На этот раз, впрочем, сонная фантазия не представила мне никаких преувеличений. Перед умственным взором моим действительно стояла моя собственная усадьба, с потемневшими от дождя стенами, с составленными из кусочков стекла окнами, с проржавевшею крышей, с завалившеюся оранжереей, с занесенными снегом в саду дорожками, одним словом, со всеми признаками несомненной опальности, в которую ввергла ее так называемая "катастрофа".
Зимний вечер близится к концу; в окнах усадьбы там и сям мелькает свет. Я незримо пробираюсь в дом и застаю моих присных в гостиной. Тут и сестрица Машенька, и сестрица Дашенька, и племянницы Фофочка и Лелечка. Они сидят с работой в руках и при трепетном свете сальной свечи рассуждают, что было бы, кабы, да как бы оно сделалось, если бы...
При жизни сестрицы меня ненавидели и в то же время любили. Как было им не ненавидеть меня! Я был богат, они - бедны! И чем быстрее я обогащался, тем быстрее росла моя холодность к ним. Сколько раз они умоляли меня (разумеется, каждая с глазу на глаз и по секрету от другой) дозволить им "походить" за мной, а ежели не им, то вот хоть Фофочке или Лелечке. И я всякий раз с беспримерною в семейных летописях черствостью отказывался. Мало того: я не просто отказывался, но и язвил при этом. Еще недавно, перед самым отъездом моим в последний раз в Петербург, Дарья Ивановна, несмотря на распутицу, прискакала ко мне из Ветлуги и уговаривала довериться ей.
- Не ровен час, братец, - говорила она, - и занеможется вам, и другое что случится - все лучше, как родной человек подле! Принять, подать...
- Вот, сестра Марья тоже просится...
Я сказал это нарочно, ибо знал, что одно упоминовение имени сестрицы Машеньки выведет сестрицу Дашеньку из себя. И действительно, Дарья Ивановна немедленно понеслась на всех парусах. Уж лучше первого встречного наемника, чем Марью Ивановну. Разбойник с большой дороги - и у того сердце мягче, добрее, нежели у Марьи Ивановны. Марья Ивановна! да разве не ясно, как дважды два - четыре, что она способна насыпать яду, задушить подушками, зарубить топором!
- Разве примеры-то эти, братец, не бывали?!
Тем не менее я остался глух ко всем просьбам и предложениям и зато имел удовольствие видеть, какая глубокая ненависть блестела в глазах обеих сестриц, когда они прощались со мной, отправляясь обратно в Ветлугу.
Но в то же время они не могли и не любить меня. Кошка усматривает вдали кусок сала, и так как опыт прошлых дней доказывает, что этого куска ей не видать, как своих ушей, то она естественным образом начинает ненавидеть его. Но, увы! мотив этой ненависти фальшивый. Не сало она ненавидит, а судьбу, разлучающую ее с ним. Напрасно старается она забыть о сале, напрасно отворачивается от него, начинает замывать лапкой мордочку, ловить зубами блох и проч. Сало такая вещь, не любить которую невозможно. И вот она принимается любить его. Любить - и в то же время ненавидеть...

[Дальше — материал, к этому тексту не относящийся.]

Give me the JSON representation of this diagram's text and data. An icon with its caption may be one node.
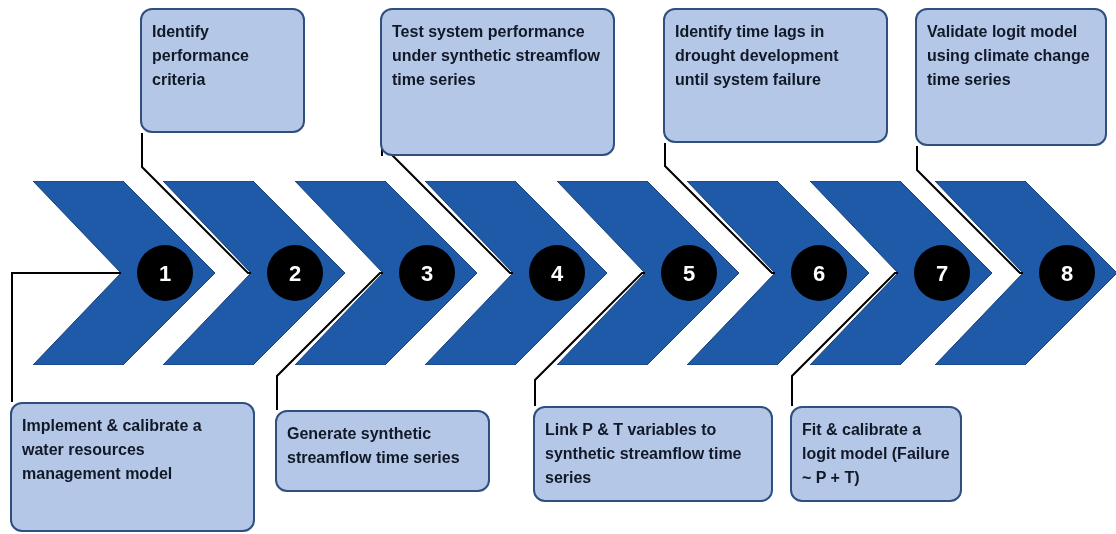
{
  "diagram": {
    "nodes": [
      {
        "text": [
          "Implement & calibrate a water resources management model"
        ]
      },
      {
        "text": [
          "Identify performance criteria"
        ]
      },
      {
        "text": [
          "Generate synthetic streamflow time series"
        ]
      },
      {
        "text": [
          "Test system performance under synthetic streamflow time series"
        ]
      },
      {
        "text": [
          "Link P & T variables to synthetic streamflow time series"
        ]
      },
      {
        "text": [
          "Identify time lags in drought development until system failure"
        ]
      },
      {
        "text": [
          "Fit  & calibrate a logit model (Failure ~ P + T)"
        ]
      },
      {
        "text": [
          "Validate logit model using climate change time series"
        ]
      },
      {
        "text": [
          "1"
        ]
      },
      {
        "text": [
          "2"
        ]
      },
      {
        "text": [
          "3"
        ]
      },
      {
        "text": [
          "4"
        ]
      },
      {
        "text": [
          "5"
        ]
      },
      {
        "text": [
          "6"
        ]
      },
      {
        "text": [
          "7"
        ]
      },
      {
        "text": [
          "8"
        ]
      }
    ],
    "edges": [
      {
        "from": 0,
        "to": 8,
        "arrow": "none"
      },
      {
        "from": 1,
        "to": 9,
        "arrow": "none"
      },
      {
        "from": 2,
        "to": 10,
        "arrow": "none"
      },
      {
        "from": 3,
        "to": 11,
        "arrow": "none"
      },
      {
        "from": 4,
        "to": 12,
        "arrow": "none"
      },
      {
        "from": 5,
        "to": 13,
        "arrow": "none"
      },
      {
        "from": 6,
        "to": 14,
        "arrow": "none"
      },
      {
        "from": 7,
        "to": 15,
        "arrow": "none"
      }
    ]
  }
}
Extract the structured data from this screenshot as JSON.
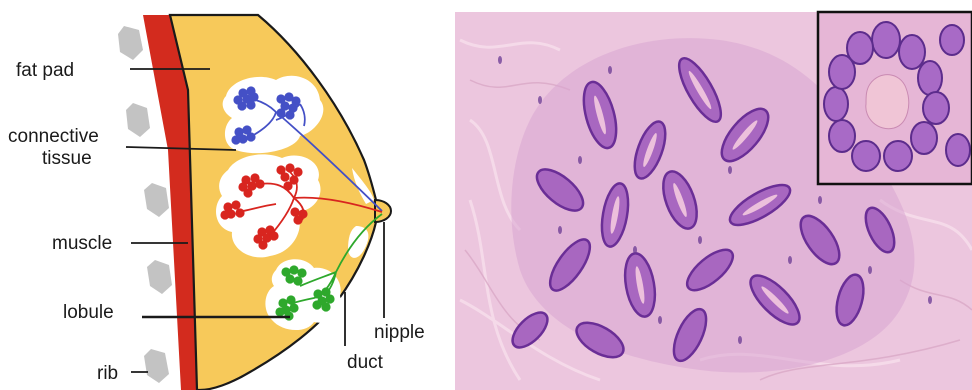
{
  "diagram": {
    "labels": {
      "fat_pad": "fat pad",
      "connective_line1": "connective",
      "connective_line2": "tissue",
      "muscle": "muscle",
      "lobule": "lobule",
      "rib": "rib",
      "duct": "duct",
      "nipple": "nipple"
    },
    "colors": {
      "fat": "#f7c95a",
      "muscle": "#d32b1e",
      "rib": "#c3c3c3",
      "connective": "#ffffff",
      "lobule_blue": "#4450c6",
      "lobule_red": "#d8251f",
      "lobule_green": "#2ea82c",
      "outline": "#1a1a1a"
    }
  },
  "micrograph": {
    "stain_colors": {
      "stroma": "#ecc6de",
      "gland": "#9b5ab8",
      "nucleus": "#5c2c8c",
      "inset_cell": "#a86ac6",
      "lumen": "#f0c5d6"
    }
  }
}
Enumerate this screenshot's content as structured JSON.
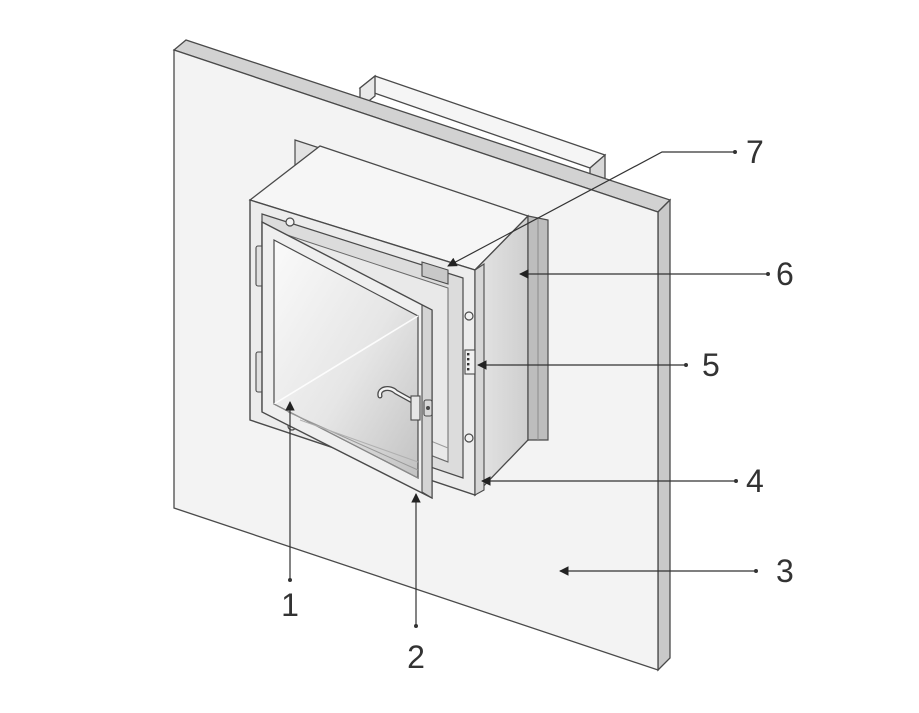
{
  "colors": {
    "outline": "#4a4a4a",
    "wall_face": "#f3f3f3",
    "wall_edge": "#c9c9c9",
    "frame": "#ececec",
    "box_top": "#f6f6f6",
    "box_side": "#dadada",
    "seal": "#bdbdbd",
    "glass_light": "#fafafa",
    "glass_dark": "#c2c2c2",
    "leader": "#333333"
  },
  "icons": [
    "handle-icon",
    "hinge-icon",
    "lock-icon",
    "screw-icon"
  ],
  "callouts": [
    {
      "id": "1",
      "label": "1"
    },
    {
      "id": "2",
      "label": "2"
    },
    {
      "id": "3",
      "label": "3"
    },
    {
      "id": "4",
      "label": "4"
    },
    {
      "id": "5",
      "label": "5"
    },
    {
      "id": "6",
      "label": "6"
    },
    {
      "id": "7",
      "label": "7"
    }
  ]
}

А разве я не был именно таким куском сала для моих сестриц?
Они до того любили меня, что ради меня даже друг друга возненавидели. Не существовало на свете той клеветы, того подозрения, о которых не было бы заявлено в наших интимных семейных беседах. И Фофочка и Лелечка - все переплелось, перепуталось в этой бесконечной сети любвей и ненавистен, которую нерукотворно сплела семейная связь. "И лег и встал", "походя ворует", "грабит", "добро из дому тащит" - таков был созданный временем семейный наш лексикон, и ежели этот бессмысленный винегрет всевозможных противоречий, уверток и оговорок мог казаться для постороннего человека забавным, то жить в нем, играть в нем деятельную роль - было просто нестерпимо.
- И что вы грызетесь! - говорил я им иногда под добрую руку, - каждой из вас по двугривенному дать - за глаза довольно, а вы вот думаете миллион после меня найти и добром поделить не хотите: все как бы одной захапать!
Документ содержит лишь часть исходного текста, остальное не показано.